Fifteen minutes before the shift was to end, there was a medical admission from the clinic next door—I believe the guy was a possible pancreatitis, because the doctor told me the patient was an alcoholic and to give him some Librium STAT to keep him in the bed. Rose should have taken that patient and prepared his nursing assessment, but she said, “I am busy charting and getting ready for report, you do it.” She wouldn’t even take the doctor’s call—I was called to the nurses’ station from another patient’s bedside to take the admission orders! Again, something Rose as charge should have done.

So when I claimed 2 hours of overtime that day the supervisors flipped. (I did not finish my paperwork and the paperwork of the new patient until 5 p.m., shift “over” at 3:30 AND I’d had no lunch break that day, because if I didn’t do it, no one on my shift would have!) I told them Rose had been utterly useless, that I had done the bulk of the work that day (easily verified by looking at the patient charts, I was flying!) and that I would NEVER be put in that situation again. “You either work me as charge, pay me that differential and I’ll run around and do the work while Rose plugs along passing her pills, or you will not expect me to work with Rose as the charge nurse EVER again.”

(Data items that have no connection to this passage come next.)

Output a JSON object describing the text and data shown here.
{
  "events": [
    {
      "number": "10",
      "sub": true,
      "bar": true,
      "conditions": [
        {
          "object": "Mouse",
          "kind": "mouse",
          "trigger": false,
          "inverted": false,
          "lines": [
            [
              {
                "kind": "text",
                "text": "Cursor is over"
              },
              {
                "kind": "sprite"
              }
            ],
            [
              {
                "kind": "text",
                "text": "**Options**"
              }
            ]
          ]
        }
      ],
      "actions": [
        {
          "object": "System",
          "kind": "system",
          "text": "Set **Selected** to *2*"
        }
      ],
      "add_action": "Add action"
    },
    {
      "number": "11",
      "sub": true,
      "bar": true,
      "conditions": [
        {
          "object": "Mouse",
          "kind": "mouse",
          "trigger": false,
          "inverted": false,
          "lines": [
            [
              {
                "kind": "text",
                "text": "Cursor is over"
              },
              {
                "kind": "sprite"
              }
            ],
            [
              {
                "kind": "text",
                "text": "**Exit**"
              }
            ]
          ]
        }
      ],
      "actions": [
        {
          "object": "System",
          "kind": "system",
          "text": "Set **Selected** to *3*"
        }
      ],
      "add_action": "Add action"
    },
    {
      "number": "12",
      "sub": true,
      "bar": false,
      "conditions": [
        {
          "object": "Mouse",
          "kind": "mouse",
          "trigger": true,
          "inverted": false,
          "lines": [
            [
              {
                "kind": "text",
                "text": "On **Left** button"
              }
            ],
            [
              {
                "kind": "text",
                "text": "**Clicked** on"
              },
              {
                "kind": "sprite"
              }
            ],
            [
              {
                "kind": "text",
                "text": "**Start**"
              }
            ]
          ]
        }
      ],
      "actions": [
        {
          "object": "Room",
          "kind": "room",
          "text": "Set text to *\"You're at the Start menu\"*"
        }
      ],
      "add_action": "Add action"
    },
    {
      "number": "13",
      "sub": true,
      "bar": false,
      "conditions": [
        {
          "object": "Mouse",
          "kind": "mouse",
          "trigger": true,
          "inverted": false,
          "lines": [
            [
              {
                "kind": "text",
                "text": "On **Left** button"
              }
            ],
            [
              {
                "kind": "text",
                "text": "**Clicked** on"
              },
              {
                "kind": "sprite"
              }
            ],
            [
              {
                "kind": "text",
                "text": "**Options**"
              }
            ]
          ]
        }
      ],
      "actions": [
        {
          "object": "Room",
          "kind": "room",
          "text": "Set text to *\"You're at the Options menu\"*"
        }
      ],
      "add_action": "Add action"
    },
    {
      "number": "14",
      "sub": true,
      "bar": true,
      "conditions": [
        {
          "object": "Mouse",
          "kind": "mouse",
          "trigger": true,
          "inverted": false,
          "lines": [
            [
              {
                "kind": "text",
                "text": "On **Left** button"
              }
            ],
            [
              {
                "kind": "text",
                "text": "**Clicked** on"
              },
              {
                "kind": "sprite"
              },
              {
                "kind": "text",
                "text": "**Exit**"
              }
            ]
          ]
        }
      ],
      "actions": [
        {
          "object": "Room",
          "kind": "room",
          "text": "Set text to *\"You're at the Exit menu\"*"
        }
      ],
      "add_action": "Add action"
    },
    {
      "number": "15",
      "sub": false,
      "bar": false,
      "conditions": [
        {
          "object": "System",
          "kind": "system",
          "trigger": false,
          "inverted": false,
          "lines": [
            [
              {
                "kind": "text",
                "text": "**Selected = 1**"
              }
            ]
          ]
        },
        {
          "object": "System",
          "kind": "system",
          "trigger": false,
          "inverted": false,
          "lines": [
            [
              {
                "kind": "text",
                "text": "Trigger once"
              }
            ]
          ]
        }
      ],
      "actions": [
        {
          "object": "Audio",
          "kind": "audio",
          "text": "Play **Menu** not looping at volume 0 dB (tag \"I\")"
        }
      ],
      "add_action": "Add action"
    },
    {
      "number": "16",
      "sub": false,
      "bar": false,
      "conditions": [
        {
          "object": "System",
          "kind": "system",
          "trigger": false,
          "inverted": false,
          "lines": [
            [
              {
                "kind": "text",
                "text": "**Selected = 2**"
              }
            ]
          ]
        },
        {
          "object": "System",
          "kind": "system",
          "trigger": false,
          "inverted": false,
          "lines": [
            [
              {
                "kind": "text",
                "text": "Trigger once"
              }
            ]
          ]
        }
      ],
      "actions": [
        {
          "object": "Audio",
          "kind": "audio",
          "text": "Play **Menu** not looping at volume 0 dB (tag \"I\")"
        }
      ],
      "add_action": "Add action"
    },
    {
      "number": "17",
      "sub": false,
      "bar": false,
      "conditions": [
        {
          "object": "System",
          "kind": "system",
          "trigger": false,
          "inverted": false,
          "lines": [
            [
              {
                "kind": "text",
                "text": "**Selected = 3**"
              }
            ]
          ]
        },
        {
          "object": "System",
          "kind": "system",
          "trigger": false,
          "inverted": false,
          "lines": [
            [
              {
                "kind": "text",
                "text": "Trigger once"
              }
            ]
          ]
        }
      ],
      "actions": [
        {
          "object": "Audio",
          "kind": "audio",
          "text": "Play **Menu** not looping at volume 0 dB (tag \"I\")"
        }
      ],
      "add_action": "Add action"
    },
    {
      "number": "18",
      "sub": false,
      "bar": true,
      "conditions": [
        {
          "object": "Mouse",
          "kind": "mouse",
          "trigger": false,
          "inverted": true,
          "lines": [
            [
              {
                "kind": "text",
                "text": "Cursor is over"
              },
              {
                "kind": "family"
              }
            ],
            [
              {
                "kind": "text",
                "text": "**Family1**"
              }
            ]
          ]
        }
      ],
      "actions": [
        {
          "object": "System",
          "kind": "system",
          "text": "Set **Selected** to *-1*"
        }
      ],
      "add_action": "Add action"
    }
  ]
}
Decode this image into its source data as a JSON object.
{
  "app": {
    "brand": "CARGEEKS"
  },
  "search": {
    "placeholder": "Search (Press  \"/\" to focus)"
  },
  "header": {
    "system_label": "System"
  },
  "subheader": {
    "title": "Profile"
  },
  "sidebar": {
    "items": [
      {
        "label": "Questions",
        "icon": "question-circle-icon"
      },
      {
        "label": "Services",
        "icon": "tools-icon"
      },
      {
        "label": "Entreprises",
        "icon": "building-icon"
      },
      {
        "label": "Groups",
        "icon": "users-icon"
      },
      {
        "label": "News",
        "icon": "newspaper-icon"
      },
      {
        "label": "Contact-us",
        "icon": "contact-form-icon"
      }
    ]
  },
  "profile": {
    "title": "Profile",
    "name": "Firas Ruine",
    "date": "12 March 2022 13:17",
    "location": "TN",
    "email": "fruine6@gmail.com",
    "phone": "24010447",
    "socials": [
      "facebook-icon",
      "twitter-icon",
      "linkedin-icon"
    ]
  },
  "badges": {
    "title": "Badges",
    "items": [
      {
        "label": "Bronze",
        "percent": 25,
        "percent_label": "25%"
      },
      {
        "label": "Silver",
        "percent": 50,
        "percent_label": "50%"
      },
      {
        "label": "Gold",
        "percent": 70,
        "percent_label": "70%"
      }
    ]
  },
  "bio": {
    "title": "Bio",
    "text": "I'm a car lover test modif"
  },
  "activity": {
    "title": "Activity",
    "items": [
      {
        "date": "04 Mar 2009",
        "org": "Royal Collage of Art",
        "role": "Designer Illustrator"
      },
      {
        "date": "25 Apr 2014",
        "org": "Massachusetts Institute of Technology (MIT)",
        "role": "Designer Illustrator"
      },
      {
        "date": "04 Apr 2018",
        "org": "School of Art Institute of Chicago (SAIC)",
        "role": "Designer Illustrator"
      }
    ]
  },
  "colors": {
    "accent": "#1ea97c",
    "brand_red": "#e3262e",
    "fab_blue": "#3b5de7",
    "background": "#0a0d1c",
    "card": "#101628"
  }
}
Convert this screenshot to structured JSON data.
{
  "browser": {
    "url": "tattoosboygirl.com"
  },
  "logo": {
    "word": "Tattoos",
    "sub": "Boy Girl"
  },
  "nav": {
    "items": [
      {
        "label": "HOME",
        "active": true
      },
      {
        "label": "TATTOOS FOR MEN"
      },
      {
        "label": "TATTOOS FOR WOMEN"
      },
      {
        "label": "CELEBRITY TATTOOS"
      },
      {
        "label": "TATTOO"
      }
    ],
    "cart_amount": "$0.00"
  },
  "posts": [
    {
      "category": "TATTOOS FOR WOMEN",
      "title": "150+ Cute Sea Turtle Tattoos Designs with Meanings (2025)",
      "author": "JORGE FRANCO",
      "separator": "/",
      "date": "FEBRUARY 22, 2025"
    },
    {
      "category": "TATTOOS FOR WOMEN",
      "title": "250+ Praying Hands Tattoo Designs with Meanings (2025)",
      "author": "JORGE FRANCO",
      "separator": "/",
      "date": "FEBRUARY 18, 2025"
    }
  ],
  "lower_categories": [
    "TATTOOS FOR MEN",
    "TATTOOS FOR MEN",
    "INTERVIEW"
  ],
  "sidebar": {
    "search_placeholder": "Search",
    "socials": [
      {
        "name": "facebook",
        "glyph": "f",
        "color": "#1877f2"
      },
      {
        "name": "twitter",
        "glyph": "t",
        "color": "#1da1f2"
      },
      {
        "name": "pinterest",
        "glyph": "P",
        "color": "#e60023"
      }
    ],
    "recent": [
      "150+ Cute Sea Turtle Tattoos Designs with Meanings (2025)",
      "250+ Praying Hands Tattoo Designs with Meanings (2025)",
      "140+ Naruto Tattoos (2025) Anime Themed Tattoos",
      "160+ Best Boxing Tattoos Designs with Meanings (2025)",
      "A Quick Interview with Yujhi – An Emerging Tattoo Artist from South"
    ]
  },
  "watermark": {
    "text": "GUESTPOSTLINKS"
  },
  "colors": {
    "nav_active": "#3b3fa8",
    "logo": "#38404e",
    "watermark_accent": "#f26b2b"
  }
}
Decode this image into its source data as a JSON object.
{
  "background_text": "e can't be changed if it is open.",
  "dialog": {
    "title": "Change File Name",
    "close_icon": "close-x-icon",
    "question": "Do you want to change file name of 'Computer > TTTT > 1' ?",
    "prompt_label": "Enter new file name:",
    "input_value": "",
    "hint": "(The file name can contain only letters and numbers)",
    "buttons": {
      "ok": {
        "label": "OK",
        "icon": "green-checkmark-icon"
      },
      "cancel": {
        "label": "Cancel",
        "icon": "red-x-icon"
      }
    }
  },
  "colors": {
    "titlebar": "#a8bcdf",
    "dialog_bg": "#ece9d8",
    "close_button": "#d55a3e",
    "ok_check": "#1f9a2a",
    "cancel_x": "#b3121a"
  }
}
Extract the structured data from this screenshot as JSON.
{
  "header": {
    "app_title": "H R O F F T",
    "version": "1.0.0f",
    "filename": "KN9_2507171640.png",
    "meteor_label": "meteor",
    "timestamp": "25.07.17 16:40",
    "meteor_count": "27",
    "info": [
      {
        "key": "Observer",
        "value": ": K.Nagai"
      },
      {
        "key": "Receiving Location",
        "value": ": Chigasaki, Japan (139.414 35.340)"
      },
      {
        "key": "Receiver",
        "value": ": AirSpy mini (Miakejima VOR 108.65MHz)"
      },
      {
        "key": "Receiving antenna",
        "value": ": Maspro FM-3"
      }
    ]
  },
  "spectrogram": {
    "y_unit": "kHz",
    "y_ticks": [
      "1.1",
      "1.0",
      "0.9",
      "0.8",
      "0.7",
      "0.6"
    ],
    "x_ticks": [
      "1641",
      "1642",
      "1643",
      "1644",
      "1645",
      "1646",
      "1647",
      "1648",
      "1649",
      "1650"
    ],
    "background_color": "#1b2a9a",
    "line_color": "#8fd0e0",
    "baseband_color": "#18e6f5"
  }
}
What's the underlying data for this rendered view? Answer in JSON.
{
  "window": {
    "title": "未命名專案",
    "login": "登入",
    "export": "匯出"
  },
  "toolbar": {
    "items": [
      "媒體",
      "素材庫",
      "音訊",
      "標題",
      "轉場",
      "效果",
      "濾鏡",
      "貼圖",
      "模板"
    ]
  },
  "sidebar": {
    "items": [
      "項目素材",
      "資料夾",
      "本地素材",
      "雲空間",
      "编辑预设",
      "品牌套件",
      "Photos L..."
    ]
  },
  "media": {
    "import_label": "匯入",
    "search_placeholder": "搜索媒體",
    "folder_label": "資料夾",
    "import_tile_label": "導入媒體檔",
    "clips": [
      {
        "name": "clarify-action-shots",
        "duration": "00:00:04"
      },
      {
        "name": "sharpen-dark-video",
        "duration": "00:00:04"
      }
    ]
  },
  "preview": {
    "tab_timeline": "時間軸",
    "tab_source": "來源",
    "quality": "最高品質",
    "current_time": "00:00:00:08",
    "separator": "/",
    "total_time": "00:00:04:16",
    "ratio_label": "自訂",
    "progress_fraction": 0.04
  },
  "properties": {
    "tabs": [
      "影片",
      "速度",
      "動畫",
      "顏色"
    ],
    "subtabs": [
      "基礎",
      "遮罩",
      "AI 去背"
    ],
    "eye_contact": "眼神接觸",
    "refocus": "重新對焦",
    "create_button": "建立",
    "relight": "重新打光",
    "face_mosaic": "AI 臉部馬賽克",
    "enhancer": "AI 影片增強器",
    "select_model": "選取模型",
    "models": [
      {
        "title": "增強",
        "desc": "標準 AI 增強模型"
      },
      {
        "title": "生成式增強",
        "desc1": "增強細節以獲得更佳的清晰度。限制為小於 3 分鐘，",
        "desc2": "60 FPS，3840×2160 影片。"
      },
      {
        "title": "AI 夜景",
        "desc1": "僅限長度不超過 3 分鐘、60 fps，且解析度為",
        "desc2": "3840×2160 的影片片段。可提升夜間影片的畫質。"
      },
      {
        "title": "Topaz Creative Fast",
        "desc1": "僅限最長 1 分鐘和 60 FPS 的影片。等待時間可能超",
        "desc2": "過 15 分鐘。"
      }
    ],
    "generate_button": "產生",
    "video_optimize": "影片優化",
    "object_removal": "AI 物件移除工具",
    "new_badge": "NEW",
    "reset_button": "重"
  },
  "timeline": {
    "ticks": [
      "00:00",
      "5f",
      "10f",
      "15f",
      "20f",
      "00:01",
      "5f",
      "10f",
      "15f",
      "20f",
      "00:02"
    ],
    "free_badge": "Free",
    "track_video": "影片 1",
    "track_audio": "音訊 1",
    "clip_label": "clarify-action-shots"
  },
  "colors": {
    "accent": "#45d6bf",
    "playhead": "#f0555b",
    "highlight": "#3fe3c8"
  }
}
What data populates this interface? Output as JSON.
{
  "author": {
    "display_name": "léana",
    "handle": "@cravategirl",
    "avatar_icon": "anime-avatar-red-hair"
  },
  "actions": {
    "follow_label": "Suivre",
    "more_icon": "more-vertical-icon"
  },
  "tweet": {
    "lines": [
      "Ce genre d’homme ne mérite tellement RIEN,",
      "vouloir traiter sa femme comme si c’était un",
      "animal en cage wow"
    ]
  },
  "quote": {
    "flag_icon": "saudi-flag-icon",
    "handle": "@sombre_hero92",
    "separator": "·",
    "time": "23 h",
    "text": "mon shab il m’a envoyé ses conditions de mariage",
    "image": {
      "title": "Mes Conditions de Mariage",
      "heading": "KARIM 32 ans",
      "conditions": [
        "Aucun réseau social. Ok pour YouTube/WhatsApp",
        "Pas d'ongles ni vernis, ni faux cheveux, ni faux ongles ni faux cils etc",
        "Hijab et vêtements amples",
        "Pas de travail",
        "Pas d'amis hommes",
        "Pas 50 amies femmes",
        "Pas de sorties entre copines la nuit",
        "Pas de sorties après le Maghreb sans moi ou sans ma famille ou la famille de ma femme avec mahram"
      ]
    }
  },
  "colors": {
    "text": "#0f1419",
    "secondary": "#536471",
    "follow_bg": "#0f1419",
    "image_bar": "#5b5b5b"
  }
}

A month later I looked on the schedule, and lo and behold, there were two RNs scheduled for one anticipated slow day—me and Rose. There was a “C” by Rose’s name, which meant she would be charge nurse. I went to my immediate supervisor (the one who made the schedule) and said, “I told you that I will NOT work in that situation, and if you don’t fix it, I won’t show up. I will NOT do the work of two nurses because one is too slow!”

Their excuse for doing it again: “We want to engage Rose more.”

Mind you, she was retirement age then. I was in my late 20s or so, and had worked as an RN for six years at that hospital. I was the nurse who never refused a shift. I was the nurse physicians inquired about regarding my availability to take care of their laboring women or women who needed elective labor inductions. I was the nurse who would come in for the night shift and stay for the day shift, or work the p.m. shift and stay into the night shift to help.

And which nurse SHOULD they have tried harder to engage?

I did not work that shift. Well, I didn’t work it as it was… I was taken off the schedule for that day, but the place got busy and asked me to come into work, which I ALWAYS did. There was Rose, plugging along with her precious pill cart, where she needed to be. I delivered babies, covered ER, and had a great day with a nurse closer to my age who worked as charge twice a week.

So what is the moral? Don’t kill yourself doing your job, because 20 years later, no one cares. You have to care for yourself, NOW. Be careful, and make smart priorities. You will thank me in the end.